Any particular diet may be unsuitable for some people — people with celiac, for example, shouldn't eat a diet that's mostly oats, and people with irritable bowel syndrome might find a diet high in beans or lentils unsatisfactory — but there's an endless list of possible diets, and some of them are really, really cheap.
My point is not that you ought to eating mostly oats and kale (or rice and beans). My point is that an extreme frugal option like this ought to be out at the far end of your array of choices. By all means, spend more than this if you can afford to. A varied diet is not just a pleasure; it also provides protection against the possibility (the certainty, really) that we don't know everything about nutrition, and against the possibility that your nutritional needs are different in some way from those of an average person. Just understand that, if you're paying more than what a diet like this would cost, you're paying for wants rather than needs. Paying for wants is a good thing — it's what makes life worth living. But you ought to be thoughtful in your choices; part of being thoughtful is to include these extreme frugal choices in your thinking.
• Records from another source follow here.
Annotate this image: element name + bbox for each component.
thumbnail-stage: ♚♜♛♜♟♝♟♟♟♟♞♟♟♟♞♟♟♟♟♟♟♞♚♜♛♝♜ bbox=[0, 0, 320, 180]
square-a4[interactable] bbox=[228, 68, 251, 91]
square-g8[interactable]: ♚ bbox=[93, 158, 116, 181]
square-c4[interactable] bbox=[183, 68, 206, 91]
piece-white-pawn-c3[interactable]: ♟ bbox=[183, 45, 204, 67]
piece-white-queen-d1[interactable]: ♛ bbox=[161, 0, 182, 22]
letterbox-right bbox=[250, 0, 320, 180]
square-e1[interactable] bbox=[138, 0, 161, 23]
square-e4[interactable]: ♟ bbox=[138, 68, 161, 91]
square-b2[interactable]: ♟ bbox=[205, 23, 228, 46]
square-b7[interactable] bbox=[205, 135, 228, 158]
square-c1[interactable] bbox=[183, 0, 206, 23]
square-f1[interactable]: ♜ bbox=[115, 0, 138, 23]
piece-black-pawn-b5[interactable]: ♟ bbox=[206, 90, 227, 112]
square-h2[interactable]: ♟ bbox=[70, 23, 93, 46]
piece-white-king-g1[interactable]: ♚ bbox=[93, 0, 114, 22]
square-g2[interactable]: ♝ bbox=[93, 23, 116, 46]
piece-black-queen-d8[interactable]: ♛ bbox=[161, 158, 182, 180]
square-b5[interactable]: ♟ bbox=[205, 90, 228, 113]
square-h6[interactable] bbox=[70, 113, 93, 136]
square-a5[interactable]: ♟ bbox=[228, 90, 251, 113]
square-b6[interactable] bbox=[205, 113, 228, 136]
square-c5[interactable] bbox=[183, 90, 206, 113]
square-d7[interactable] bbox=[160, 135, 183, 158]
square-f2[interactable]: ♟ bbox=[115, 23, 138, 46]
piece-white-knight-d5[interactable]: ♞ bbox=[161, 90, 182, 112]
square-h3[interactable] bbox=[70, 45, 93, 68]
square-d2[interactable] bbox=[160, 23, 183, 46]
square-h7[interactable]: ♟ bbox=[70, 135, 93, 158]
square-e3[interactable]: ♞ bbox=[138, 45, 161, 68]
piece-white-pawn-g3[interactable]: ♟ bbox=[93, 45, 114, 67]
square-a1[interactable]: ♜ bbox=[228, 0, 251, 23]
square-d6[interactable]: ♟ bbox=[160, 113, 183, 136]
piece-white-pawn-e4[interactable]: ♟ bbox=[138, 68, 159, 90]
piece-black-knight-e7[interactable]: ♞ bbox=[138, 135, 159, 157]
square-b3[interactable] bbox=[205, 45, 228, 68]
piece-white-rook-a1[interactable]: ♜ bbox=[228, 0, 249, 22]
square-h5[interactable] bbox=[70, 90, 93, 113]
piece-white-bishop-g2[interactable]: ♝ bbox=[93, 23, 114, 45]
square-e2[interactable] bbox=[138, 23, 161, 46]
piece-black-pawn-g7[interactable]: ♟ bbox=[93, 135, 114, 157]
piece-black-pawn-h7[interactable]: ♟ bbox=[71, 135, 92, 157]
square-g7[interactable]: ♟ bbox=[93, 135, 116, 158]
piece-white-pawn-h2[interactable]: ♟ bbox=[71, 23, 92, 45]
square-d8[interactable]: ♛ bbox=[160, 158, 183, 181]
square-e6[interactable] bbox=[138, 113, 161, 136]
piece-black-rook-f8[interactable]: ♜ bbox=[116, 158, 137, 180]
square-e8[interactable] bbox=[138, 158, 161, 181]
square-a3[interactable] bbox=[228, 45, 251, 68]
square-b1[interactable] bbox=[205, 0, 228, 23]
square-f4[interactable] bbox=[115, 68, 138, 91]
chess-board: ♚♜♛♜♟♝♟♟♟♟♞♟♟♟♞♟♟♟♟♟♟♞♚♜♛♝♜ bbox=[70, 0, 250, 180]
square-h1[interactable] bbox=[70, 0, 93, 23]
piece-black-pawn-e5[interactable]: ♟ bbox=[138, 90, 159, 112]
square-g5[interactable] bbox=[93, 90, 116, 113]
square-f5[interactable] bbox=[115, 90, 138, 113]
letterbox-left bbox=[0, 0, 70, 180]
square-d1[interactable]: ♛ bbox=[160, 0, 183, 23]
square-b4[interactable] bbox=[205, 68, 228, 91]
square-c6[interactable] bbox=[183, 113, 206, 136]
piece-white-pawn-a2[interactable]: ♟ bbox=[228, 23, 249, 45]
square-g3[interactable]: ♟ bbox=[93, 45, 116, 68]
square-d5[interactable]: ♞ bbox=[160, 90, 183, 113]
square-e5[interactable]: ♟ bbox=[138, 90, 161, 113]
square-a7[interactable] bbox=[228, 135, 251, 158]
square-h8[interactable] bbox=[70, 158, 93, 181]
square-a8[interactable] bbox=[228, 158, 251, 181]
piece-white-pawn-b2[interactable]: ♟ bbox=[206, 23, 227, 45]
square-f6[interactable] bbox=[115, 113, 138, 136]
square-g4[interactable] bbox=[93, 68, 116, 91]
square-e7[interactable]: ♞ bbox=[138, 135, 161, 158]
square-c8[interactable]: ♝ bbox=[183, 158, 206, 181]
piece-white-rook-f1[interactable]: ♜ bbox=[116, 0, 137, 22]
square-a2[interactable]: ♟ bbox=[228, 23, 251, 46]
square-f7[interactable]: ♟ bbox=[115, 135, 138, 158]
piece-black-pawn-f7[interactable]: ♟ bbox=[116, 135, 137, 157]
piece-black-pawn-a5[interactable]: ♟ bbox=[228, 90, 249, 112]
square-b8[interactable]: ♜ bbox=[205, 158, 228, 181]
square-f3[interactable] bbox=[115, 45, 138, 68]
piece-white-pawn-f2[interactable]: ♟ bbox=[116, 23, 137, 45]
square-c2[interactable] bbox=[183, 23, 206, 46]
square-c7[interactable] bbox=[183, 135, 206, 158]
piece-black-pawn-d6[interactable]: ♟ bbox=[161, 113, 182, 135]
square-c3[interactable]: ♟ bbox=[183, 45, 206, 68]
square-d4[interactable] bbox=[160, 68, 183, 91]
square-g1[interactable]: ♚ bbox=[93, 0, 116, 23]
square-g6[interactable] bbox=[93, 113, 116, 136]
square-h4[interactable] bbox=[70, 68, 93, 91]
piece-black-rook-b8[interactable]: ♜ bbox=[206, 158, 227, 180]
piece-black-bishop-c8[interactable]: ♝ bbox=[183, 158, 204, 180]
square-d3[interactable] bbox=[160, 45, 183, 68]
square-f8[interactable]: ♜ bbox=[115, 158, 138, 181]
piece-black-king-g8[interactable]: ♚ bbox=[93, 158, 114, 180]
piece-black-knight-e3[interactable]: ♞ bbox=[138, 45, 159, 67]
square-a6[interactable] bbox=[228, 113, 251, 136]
Of course, I'm not the first person to think about this. For example, Xin just reviewed a book by a couple of people who wrote about trying to eat for just $1 a day.
Start by figuring out what you really need and allocating enough resources to cover what that costs. Then take what's left over and cover some of your wants. But if you don't even consider really, really frugal eating as an option, you might be paying for food that doesn't provide as much satisfaction as something else you could have chosen instead.